Waiting lines at a public institution such as Stroger Hospital are inevitable, Mayberry said, "which is as much a reflection of the national health care epidemic as any situation in Cook County."

The choice of who to cut was a bitterly debated one at budget time, and county commissioners debated for hours before the final 2 a.m. vote in February.

Opposition commissioners, led by Forrest Claypool (D-Chicago), said Stroger was cutting too many doctors and nurses while he kept high-paid administrators and other bureaucrats. Stroger insisted his final proposal did enough to cut waste without cutting needed managers.

Breaking down the rest of the jobs cut at the county health facilities, only 112 administrators were cut and about 189 other clerk, therapist and technician jobs were cut.

Another 234 jobs were lost to privatization of security, maintenance, laundry and food service functions at Stroger and Oak Forest hospitals.

Mayberry pointed to county-wide trends as proof of Stroger's priorities

Across the county, more support workers were cut than anyone else: 1,011 positions, or 48 percent of all jobs cuts were in supportive positions, according to an analysis by county officials. That includes people with titles such as "personnel analyst" and "project leader," as well as medical professionals such as biochemists and radiology technicians.

Ivankovich said doctors' failure to unionize made it easier for budget officials to target them for layoffs.

"Doctors are completely disproportionately being hit," Ivankovich said. "All the other groups -- nurses, workers, transportation -- they have a union. Doctors, if they don't like your tie that day, they can fire you."

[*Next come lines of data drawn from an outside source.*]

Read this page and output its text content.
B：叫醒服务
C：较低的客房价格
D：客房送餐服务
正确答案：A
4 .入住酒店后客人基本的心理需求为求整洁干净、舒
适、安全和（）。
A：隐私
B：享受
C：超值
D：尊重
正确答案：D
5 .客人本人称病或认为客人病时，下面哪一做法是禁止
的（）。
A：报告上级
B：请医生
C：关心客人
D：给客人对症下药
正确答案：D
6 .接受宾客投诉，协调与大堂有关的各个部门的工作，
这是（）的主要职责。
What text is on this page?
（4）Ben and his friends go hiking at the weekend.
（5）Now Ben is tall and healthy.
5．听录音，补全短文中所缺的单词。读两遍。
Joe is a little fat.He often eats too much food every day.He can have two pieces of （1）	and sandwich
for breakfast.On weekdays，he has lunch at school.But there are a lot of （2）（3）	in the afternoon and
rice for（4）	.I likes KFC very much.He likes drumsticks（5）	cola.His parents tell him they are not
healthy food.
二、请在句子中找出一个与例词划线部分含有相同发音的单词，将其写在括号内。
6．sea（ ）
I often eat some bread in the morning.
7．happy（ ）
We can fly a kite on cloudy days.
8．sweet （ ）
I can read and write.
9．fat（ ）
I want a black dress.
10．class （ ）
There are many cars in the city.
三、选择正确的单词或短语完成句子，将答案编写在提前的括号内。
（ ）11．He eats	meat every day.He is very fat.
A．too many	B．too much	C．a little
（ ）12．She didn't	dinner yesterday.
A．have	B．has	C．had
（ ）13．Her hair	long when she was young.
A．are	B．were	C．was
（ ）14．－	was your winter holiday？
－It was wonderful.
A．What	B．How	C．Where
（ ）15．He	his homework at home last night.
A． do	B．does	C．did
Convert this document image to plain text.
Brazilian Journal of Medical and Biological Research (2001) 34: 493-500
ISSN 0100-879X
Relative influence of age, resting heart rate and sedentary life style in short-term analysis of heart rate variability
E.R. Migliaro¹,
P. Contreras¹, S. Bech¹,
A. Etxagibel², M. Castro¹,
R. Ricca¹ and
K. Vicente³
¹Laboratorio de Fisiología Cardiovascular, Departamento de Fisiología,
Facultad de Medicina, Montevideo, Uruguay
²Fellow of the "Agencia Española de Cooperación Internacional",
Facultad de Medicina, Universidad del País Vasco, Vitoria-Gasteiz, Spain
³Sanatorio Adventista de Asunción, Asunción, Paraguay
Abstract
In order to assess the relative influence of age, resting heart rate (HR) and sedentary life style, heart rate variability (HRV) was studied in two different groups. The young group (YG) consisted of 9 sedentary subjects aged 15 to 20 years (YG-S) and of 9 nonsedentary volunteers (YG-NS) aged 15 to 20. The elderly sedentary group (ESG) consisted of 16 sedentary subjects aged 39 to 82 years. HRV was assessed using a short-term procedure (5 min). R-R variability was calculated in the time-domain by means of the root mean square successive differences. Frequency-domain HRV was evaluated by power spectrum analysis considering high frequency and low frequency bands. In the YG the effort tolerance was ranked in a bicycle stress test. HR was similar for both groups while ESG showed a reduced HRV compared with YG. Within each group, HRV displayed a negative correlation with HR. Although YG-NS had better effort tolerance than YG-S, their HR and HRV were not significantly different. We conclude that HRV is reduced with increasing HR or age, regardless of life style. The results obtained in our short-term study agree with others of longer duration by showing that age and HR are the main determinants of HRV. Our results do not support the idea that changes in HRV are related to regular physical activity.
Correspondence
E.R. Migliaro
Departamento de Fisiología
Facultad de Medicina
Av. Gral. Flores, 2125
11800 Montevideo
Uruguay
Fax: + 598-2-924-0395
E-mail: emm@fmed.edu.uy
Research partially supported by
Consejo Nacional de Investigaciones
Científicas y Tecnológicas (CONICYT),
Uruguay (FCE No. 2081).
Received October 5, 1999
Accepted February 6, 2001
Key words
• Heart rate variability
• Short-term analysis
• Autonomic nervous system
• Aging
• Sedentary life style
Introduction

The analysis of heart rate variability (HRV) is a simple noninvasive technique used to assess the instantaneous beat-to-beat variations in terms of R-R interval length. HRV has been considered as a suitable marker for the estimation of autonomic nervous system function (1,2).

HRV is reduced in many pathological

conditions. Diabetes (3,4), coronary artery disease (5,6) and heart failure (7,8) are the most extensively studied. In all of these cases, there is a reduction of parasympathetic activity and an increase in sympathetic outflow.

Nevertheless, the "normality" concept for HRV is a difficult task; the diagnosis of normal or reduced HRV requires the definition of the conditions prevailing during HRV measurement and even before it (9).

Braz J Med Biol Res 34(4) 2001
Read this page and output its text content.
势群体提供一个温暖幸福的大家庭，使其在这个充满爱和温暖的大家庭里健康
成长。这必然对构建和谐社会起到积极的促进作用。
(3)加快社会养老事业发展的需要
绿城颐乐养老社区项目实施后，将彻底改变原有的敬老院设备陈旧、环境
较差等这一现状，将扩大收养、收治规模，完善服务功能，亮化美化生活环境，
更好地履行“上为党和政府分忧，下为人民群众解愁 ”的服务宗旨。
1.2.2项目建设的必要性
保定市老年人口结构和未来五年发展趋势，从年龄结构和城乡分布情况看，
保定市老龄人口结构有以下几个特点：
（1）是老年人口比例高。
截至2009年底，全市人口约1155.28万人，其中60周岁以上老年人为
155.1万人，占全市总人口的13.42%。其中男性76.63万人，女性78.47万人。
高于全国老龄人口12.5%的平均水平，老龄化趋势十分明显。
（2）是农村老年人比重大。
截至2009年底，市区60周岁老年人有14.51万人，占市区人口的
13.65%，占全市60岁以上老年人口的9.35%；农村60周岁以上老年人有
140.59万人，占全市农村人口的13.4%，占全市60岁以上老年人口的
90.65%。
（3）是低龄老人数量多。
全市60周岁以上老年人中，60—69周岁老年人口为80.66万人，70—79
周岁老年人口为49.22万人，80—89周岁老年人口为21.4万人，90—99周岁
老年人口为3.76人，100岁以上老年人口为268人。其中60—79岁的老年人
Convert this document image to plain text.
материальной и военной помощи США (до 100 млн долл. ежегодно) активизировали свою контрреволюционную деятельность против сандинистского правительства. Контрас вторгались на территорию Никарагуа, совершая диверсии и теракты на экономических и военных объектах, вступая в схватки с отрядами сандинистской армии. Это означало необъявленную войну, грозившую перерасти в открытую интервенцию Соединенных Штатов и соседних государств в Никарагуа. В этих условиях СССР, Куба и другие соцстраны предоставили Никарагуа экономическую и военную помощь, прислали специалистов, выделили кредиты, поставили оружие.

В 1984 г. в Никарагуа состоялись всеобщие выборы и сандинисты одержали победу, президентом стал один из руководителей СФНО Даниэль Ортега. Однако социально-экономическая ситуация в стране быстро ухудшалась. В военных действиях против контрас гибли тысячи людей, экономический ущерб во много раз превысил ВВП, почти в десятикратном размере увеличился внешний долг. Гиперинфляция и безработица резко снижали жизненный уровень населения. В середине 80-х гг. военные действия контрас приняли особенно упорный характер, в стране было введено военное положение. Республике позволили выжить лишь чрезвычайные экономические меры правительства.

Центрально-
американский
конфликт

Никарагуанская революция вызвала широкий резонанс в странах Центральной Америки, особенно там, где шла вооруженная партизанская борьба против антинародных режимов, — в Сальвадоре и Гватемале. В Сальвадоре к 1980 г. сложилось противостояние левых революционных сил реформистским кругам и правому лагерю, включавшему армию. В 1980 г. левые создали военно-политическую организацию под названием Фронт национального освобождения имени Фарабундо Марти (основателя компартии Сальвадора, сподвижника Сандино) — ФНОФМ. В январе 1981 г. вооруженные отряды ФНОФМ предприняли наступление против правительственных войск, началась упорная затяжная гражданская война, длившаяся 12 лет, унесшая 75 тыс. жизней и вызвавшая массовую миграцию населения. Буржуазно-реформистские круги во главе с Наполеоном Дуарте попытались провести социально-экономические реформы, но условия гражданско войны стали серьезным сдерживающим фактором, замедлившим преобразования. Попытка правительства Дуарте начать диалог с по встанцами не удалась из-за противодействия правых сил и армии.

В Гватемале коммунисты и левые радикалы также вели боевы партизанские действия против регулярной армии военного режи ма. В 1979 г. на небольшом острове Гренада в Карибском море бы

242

Who's been cut at bureau of health?

Doctors: 260

Nurses: 230

Other (clerks, technicians, therapists): 189

Administrators: 112

Oak Forest building service: 106

Stroger police: 73

Oak Forest laundry: 36

Oak Forest food service: 19

An additional 670 positions in the Bureau of Health were reduced to $1, but the county would not provide a breakdown of those jobs. Stroger's office says those jobs can be restored without county board approval.

Definitions used :

Doctor -- any doctor, physician or resident who is not a chairman or coordinator. Also dentists, psychologists.

Nurse -- any nurse, RN, LPN, nurse practitioner, certified nursing assistant or physician's assistant not a chairman or coordinator.

Administrator -- anyone with chairman, coordinator, administrator, supervisor in their title or any "assistant" making more than $70,000.